Behold how good and how pleasant it is for brothers to dwell together in unity! It is like the precious oil upon the head, coming down upon the beard, even Aaron’s beard, coming down upon the edge of his robes. It is like the dew of Hermon, coming down upon the mountains of Zion; for there the Lord commanded the blessing-life forever (Psalms 133).
I have been asked what keeps Men for Missions International going. I think it is Psalms 133 being lived out. MFM asks for a life surrendered to Christ: Will you do, go, or give whatever God asks? Men for Missions is fueled by brotherly unity.
The psalmist uses similes in his writing, such as oil, to describe brotherly unity. There are two kinds of oil, the kind that is commonly used for cooking and fuel for lamps. Then, there is the oil used as richness or symbolic of the Holy Spirit. The anointing of the oil on Aaron’s beard is the holy anointing oil of Exodus 30:25 used to consecrate Aaron and his sons.

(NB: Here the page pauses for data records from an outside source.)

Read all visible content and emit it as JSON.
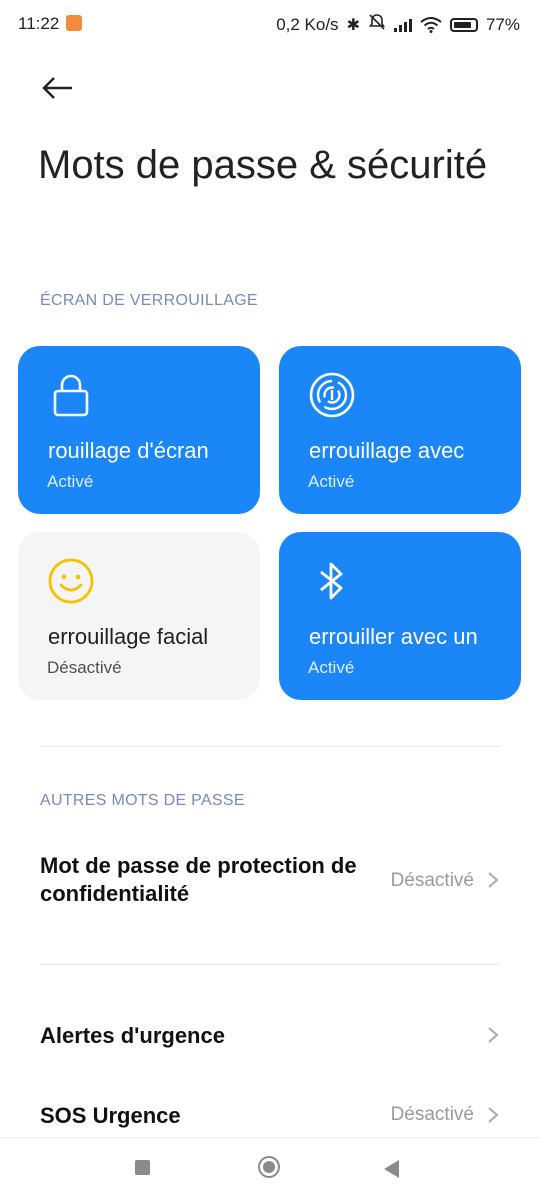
{
  "status_bar": {
    "time": "11:22",
    "network_speed": "0,2 Ko/s",
    "battery": "77%",
    "icons": [
      "notification-icon",
      "bluetooth-icon",
      "bell-muted-icon",
      "signal-icon",
      "wifi-icon",
      "battery-icon"
    ]
  },
  "header": {
    "back_icon": "back-arrow-icon",
    "title": "Mots de passe & sécurité"
  },
  "lock_screen": {
    "section_label": "ÉCRAN DE VERROUILLAGE",
    "tiles": [
      {
        "name": "Verrouillage d'écran",
        "visible_text": "rouillage d'écran",
        "state": "Activé",
        "icon": "lock-icon",
        "style": "blue"
      },
      {
        "name": "Déverrouillage avec empreinte",
        "visible_text": "errouillage avec",
        "state": "Activé",
        "icon": "fingerprint-icon",
        "style": "blue"
      },
      {
        "name": "Déverrouillage facial",
        "visible_text": "errouillage facial",
        "state": "Désactivé",
        "icon": "face-icon",
        "style": "gray"
      },
      {
        "name": "Déverrouiller avec un appareil",
        "visible_text": "errouiller avec un",
        "state": "Activé",
        "icon": "bluetooth-icon",
        "style": "blue"
      }
    ]
  },
  "other_passwords": {
    "section_label": "AUTRES MOTS DE PASSE",
    "items": [
      {
        "label": "Mot de passe de protection de confidentialité",
        "value": "Désactivé"
      },
      {
        "label": "Alertes d'urgence",
        "value": ""
      },
      {
        "label": "SOS Urgence",
        "value": "Désactivé"
      }
    ]
  },
  "colors": {
    "accent": "#1a86f7",
    "section_label": "#7a89b8",
    "tile_gray": "#f5f5f5",
    "face_icon": "#f2c200"
  }
}
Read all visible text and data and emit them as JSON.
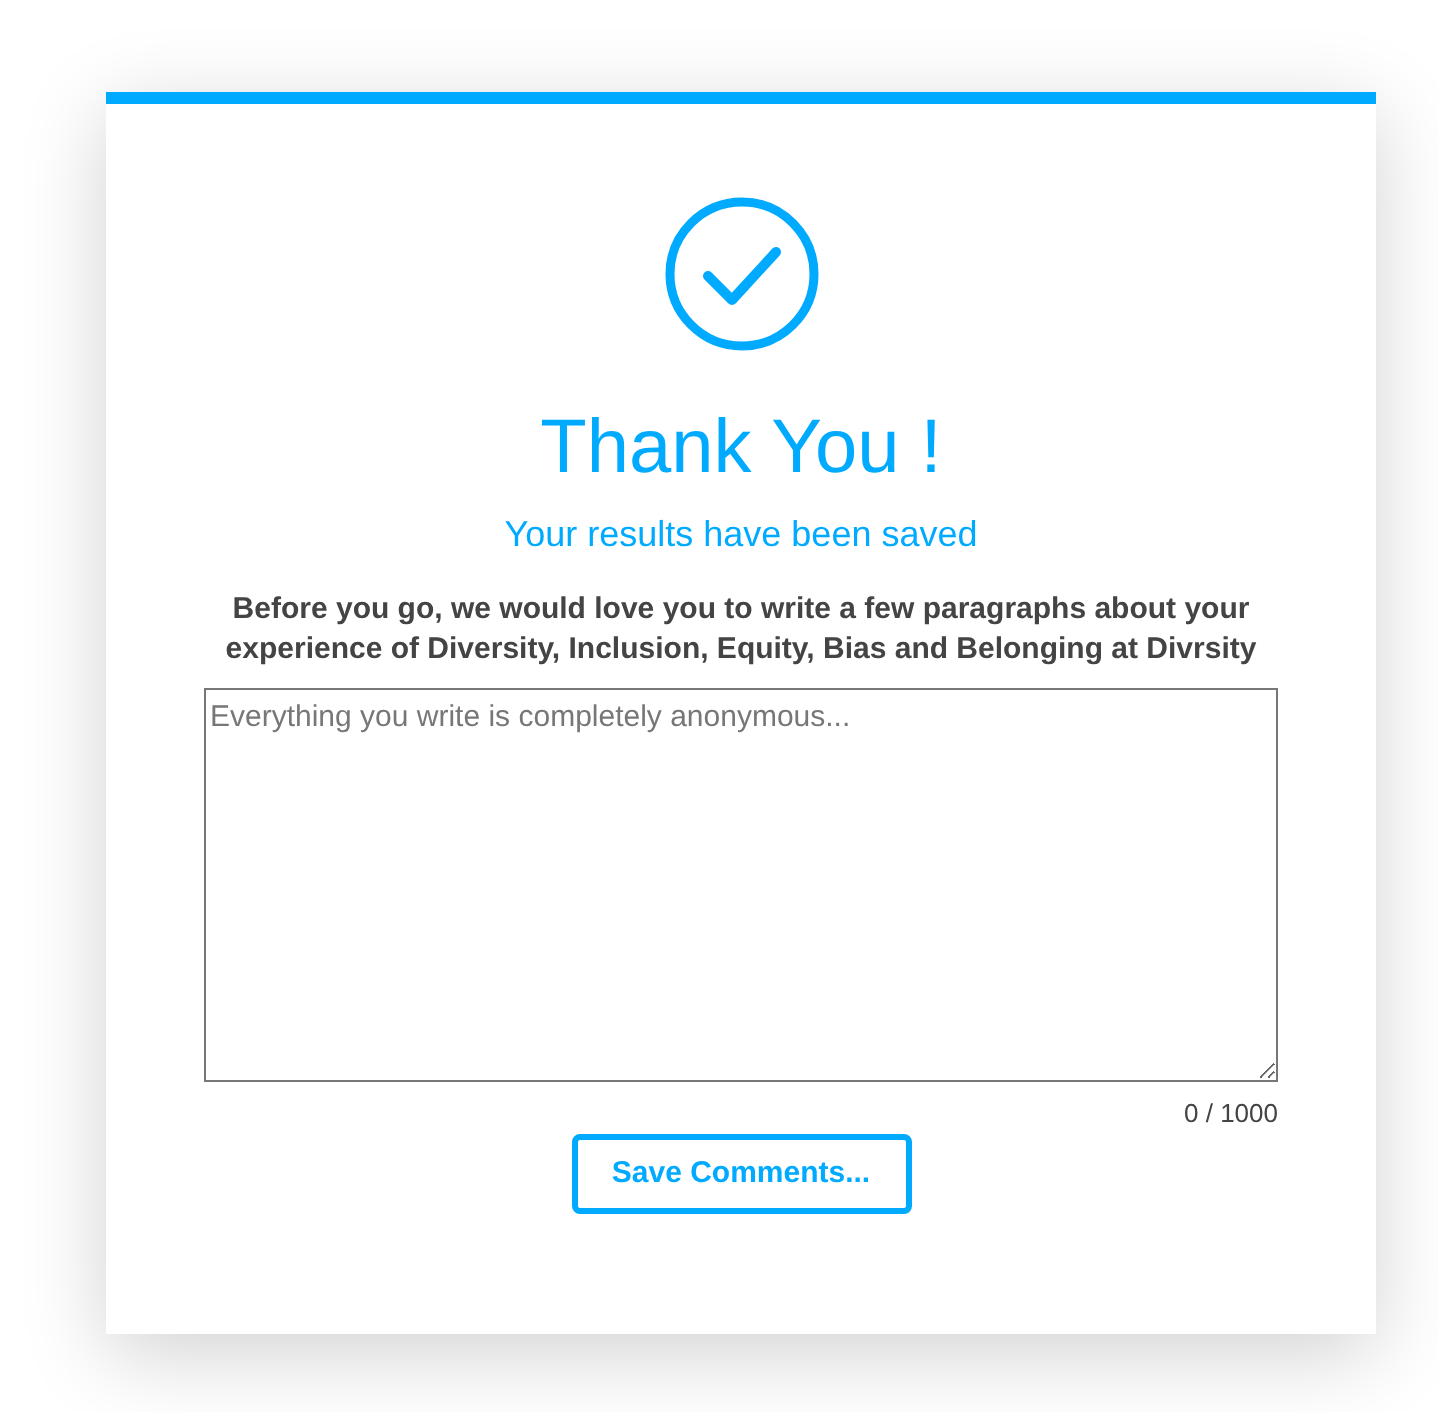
{
  "title": "Thank You !",
  "subtitle": "Your results have been saved",
  "prompt": "Before you go, we would love you to write a few paragraphs about your experience of Diversity, Inclusion, Equity, Bias and Belonging at Divrsity",
  "comment_field": {
    "placeholder": "Everything you write is completely anonymous..."
  },
  "counter": "0 / 1000",
  "button": "Save Comments..."
}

The anointing is compared to baptism of the true brotherhood of believers—coming from the one true and living God, creator of heaven and earth. Poured on them they were drenched like the woman who broke the bottle of perfume and covered Jesus’ feet with the precious perfume (Luke 7:37-38).
The psalmist makes another comparison “the dew of Hermon.” Mount Hermon is the highest peak in Israel, and the dew flows out to anoint the other mountains, “coming down upon the mountains of Zion.” The imagery used in Psalm 133 could be a parallel passage to Acts 2. He suggests that brotherly unity is a sudden realization of the Lord’s presence and blessing. Proverbs 23:26 Give me your heart, my son, and let your eyes delight in My ways.
Sometimes it takes a cross cultural experience to realize that work done for the Lord, at home or abroad, can be holy. A vocation can be a calling. And there is power in living a Godly life. Going from one culture to another, especially from a western culture to a developing country, can be enlightening to see the Holy Spirit is not bound by cultural, racial, or linguistic barriers. It can be emotional at the most inconvenient time when we try to communicate to others what God did in our heart and our feelings about someone we worked or worshiped with and we couldn’t speak the same language. Add the frustration of trying to communicate what God did in your heart, and then discover Acts 15:9 &11 to be true “And He made no distinction between us and them, cleansing their hearts by faith, but we believe that we are saved through the grace of the Lord Jesus in the same way as they also are.”